RM Sotheby’s will return to the Louvre Palace’s Salles du Carrousel on 28 January 2026 for the 13th running of its Paris collector car auction, and has announced three historically significant Ferraris among the highlights.
Leading the trio is a 1960 Ferrari 250 GT California Spider SWB by Scaglietti. Chassis 1915 GT is the 3rd of 56 short-wheelbase examples built and one of only 39 originally configured with covered headlamps. Delivered new to Paris, it comes to auction from 30 years of single-owner care, with only five documented keepers from new, and is estimated at €12,000,000 to €14,000,000.

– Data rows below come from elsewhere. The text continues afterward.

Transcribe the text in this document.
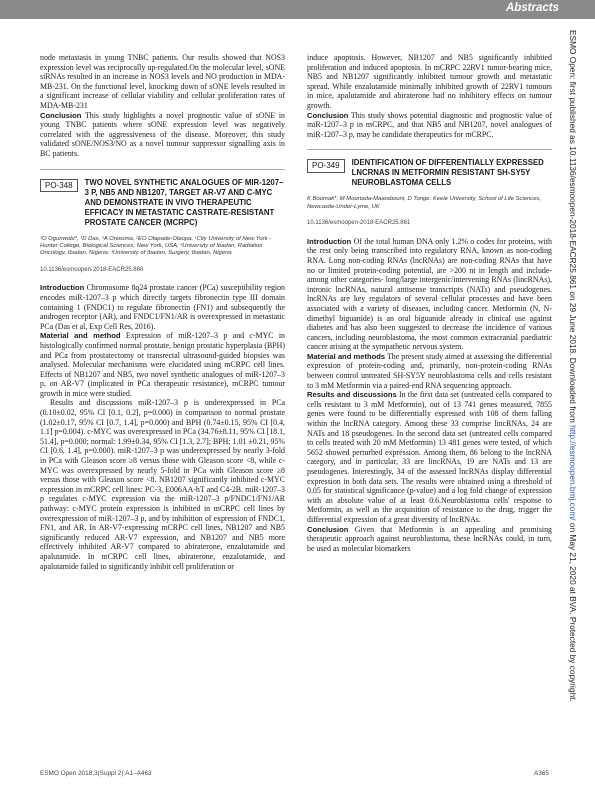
Abstracts
ESMO Open: first published as 10.1136/esmoopen-2018-EACR25.861 on 29 June 2018. Downloaded from http://esmoopen.bmj.com/ on May 21, 2020 at BVA. Protected by copyright.

node metastasis in young TNBC patients. Our results showed that NOS3 expression level was reciprocally up-regulated.On the molecular level, sONE siRNAs resulted in an increase in NOS3 levels and NO production in MDA-MB-231. On the functional level, knocking down of sONE levels resulted in a significant increase of cellular viability and cellular proliferation rates of MDA-MB-231

Conclusion This study highlights a novel prognostic value of sONE in young TNBC patients where sONE expression level was negatively correlated with the aggressiveness of the disease. Moreover, this study validated sONE/NOS3/NO as a novel tumour suppressor signalling axis in BC patients.

PO-348	TWO NOVEL SYNTHETIC ANALOGUES OF MIR-1207–3 P, NB5 AND NB1207, TARGET AR-V7 AND C-MYC AND DEMONSTRATE IN VIVO THERAPEUTIC EFFICACY IN METASTATIC CASTRATE-RESISTANT PROSTATE CANCER (MCRPC)
¹O Ogunwobi*, ¹D Das, ¹A Onwuma, ²EO Olapade-Olaopa. ¹City University of New York - Hunter College, Biological Sciences, New York, USA; ²University of Ibadan, Radiation Oncology, Ibadan, Nigeria; ³University of Ibadan, Surgery, Ibadan, Nigeria
10.1136/esmoopen-2018-EACR25.860

Introduction Chromosome 8q24 prostate cancer (PCa) susceptibility region encodes miR-1207–3 p which directly targets fibronectin type III domain containing 1 (FNDC1) to regulate fibronectin (FN1) and subsequently the androgen receptor (AR), and FNDC1/FN1/AR is overexpressed in metastatic PCa (Das et al, Exp Cell Res, 2016).

Material and method Expression of miR-1207–3 p and c-MYC in histologically confirmed normal prostate, benign prostatic hyperplasia (BPH) and PCa from prostatectomy or transrectal ultrasound-guided biopsies was analysed. Molecular mechanisms were elucidated using mCRPC cell lines. Effects of NB1207 and NB5, two novel synthetic analogues of miR-1207–3 p, on AR-V7 (implicated in PCa therapeutic resistance), mCRPC tumour growth in mice were studied.

Results and discussions miR-1207–3 p is underexpressed in PCa (0.10±0.02, 95% CI [0.1, 0.2], p=0.000) in comparison to normal prostate (1.02±0.17, 95% CI [0.7, 1.4], p=0.000) and BPH (0.74±0.15, 95% CI [0.4, 1.1] p=0.004). c-MYC was overexpressed in PCa (34.76±8.11, 95% CI [18.1, 51.4], p=0.000; normal: 1.99±0.34, 95% CI [1.3, 2.7]; BPH: 1.01 ±0.21, 95% CI [0.6, 1.4], p=0.000). miR-1207–3 p was underexpressed by nearly 3-fold in PCa with Gleason score ≥8 versus those with Gleason score <8, while c-MYC was overexpressed by nearly 5-fold in PCa with Gleason score ≥8 versus those with Gleason score <8. NB1207 significantly inhibited c-MYC expression in mCRPC cell lines: PC-3, E006AA-hT and C4-2B. miR-1207–3 p regulates c-MYC expression via the miR-1207–3 p/FNDC1/FN1/AR pathway: c-MYC protein expression is inhibited in mCRPC cell lines by overexpression of miR-1207–3 p, and by inhibition of expression of FNDC1, FN1, and AR. In AR-V7-expressing mCRPC cell lines, NB1207 and NB5 significantly reduced AR-V7 expression, and NB1207 and NB5 more effectively inhibited AR-V7 compared to abiraterone, enzalutamide and apalutamide. In mCRPC cell lines, abiraterone, enzalutamide, and apalutamide failed to significantly inhibit cell proliferation or

induce apoptosis. However, NB1207 and NB5 significantly inhibited proliferation and induced apoptosis. In mCRPC 22RV1 tumor-bearing mice, NB5 and NB1207 significantly inhibited tumour growth and metastatic spread. While enzalutamide minimally inhibited growth of 22RV1 tumours in mice, apalutamide and abiraterone had no inhibitory effects on tumour growth.

Conclusion This study shows potential diagnostic and prognostic value of miR-1207–3 p in mCRPC, and that NB5 and NB1207, novel analogues of miR-1207–3 p, may be candidate therapeutics for mCRPC.

PO-349	IDENTIFICATION OF DIFFERENTIALLY EXPRESSED LNCRNAS IN METFORMIN RESISTANT SH-SY5Y NEUROBLASTOMA CELLS
K Boumak*, M Mourtada-Maarabouni, D Tonge. Keele University, School of Life Sciences, Newcastle-Under-Lyme, UK
10.1136/esmoopen-2018-EACR25.861

Introduction Of the total human DNA only 1.2% o codes for proteins, with the rest only being transcribed into regulatory RNA, known as non-coding RNA. Long non-coding RNAs (lncRNAs) are non-coding RNAs that have no or limited protein-coding potential, are >200 nt in length and include-among other categories- long/large intergenic/intervening RNAs (lincRNAs), intronic lncRNAs, natural antisense transcripts (NATs) and pseudogenes. lncRNAs are key regulators of several cellular processes and have been associated with a variety of diseases, including cancer. Metformin (N, N-dimethyl biguanide) is an oral biguanide already in clinical use against diabetes and has also been suggested to decrease the incidence of various cancers, including neuroblastoma, the most common extracranial paediatric cancer arising at the sympathetic nervous system.

Material and methods The present study aimed at assessing the differential expression of protein-coding and, primarily, non-protein-coding RNAs between control untreated SH-SY5Y neuroblastoma cells and cells resistant to 3 mM Metformin via a paired-end RNA sequencing approach.

Results and discussions In the first data set (untreated cells compared to cells resistant to 3 mM Metformin), out of 13 741 genes measured, 7855 genes were found to be differentially expressed with 108 of them falling within the lncRNA category. Among these 33 comprise lincRNAs, 24 are NATs and 18 pseudogenes. In the second data set (untreated cells compared to cells treated with 20 mM Metformin) 13 481 genes were tested, of which 5652 showed perturbed expression. Among them, 86 belong to the lncRNA category, and in particular, 33 are lincRNAs, 19 are NATs and 13 are pseudogenes. Interestingly, 34 of the assessed lncRNAs display differential expression in both data sets. The results were obtained using a threshold of 0.05 for statistical significance (p-value) and a log fold change of expression with an absolute value of at least 0.6.Neuroblastoma cells' response to Metformin, as well as the acquisition of resistance to the drug, trigger the differential expression of a great diversity of lncRNAs.

Conclusion Given that Metformin is an appealing and promising therapeutic approach against neuroblastoma, these lncRNAs could, in turn, be used as molecular biomarkers

ESMO Open 2018;3(Suppl 2):A1–A463	A365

Completed in September 1960, the car was displayed on the Ferrari stand at that year’s Paris Motor Show by the marque dealer Franco Britannic Autos. Originally finished in Bianco over a Nero interior, it passed through a series of French owners, including Pierre Liechti, Micheline Dalbard, and Roland Deteurtre, and was later repainted red. In 1996 it was sold to the consigning owner, who commissioned a two-year restoration by Carrozzeria Campana Onorio in Modena that refinished the coachwork in Nero. It carries Ferrari Classiche “ Red Book” certification confirming its matching-numbers chassis, engine, rear axle, and coachwork, most recently reissued in November 2025.
The second car is a 1967 Ferrari Dino 206 S, chassis 032, the last of only 13 examples built with Piero Drogo-designed Spyder bodywork and believed to be one of only two fitted with the more powerful Tipo 233 engine and Lucas fuel injection. Sold new to Corrado Ferlaino, the longtime owner of the Napoli football club, it later joined the Ferrari collections of Pierre Bardinon and Jacques Setton before passing to British owners Robs Lamplough and Carlos Monteverde, who raced it in the Ferrari Historic Challenge. It has since been fully restored at the Ferrari factory and certified with a Red Book, and is estimated at €3,800,000 to €4,200,000.


Completing the group is a 1997 Ferrari F310 B, chassis 179, driven by seven-time Formula 1 World Champion Michael Schumacher during the 1997 Belgian Grand Prix weekend and raced by Eddie Irvine at the Italian and Austrian Grands Prix. After its works career it was sold by Ferrari in 1999 and passed through collectors in Germany and the United States, appearing in Ferrari F1 Clienti events, before being acquired by the Audrain Auto Museum in Newport, Rhode Island, in 2014. Certified by Ferrari Classiche in January 2007, it is offered with its Red Book and a number of spare parts.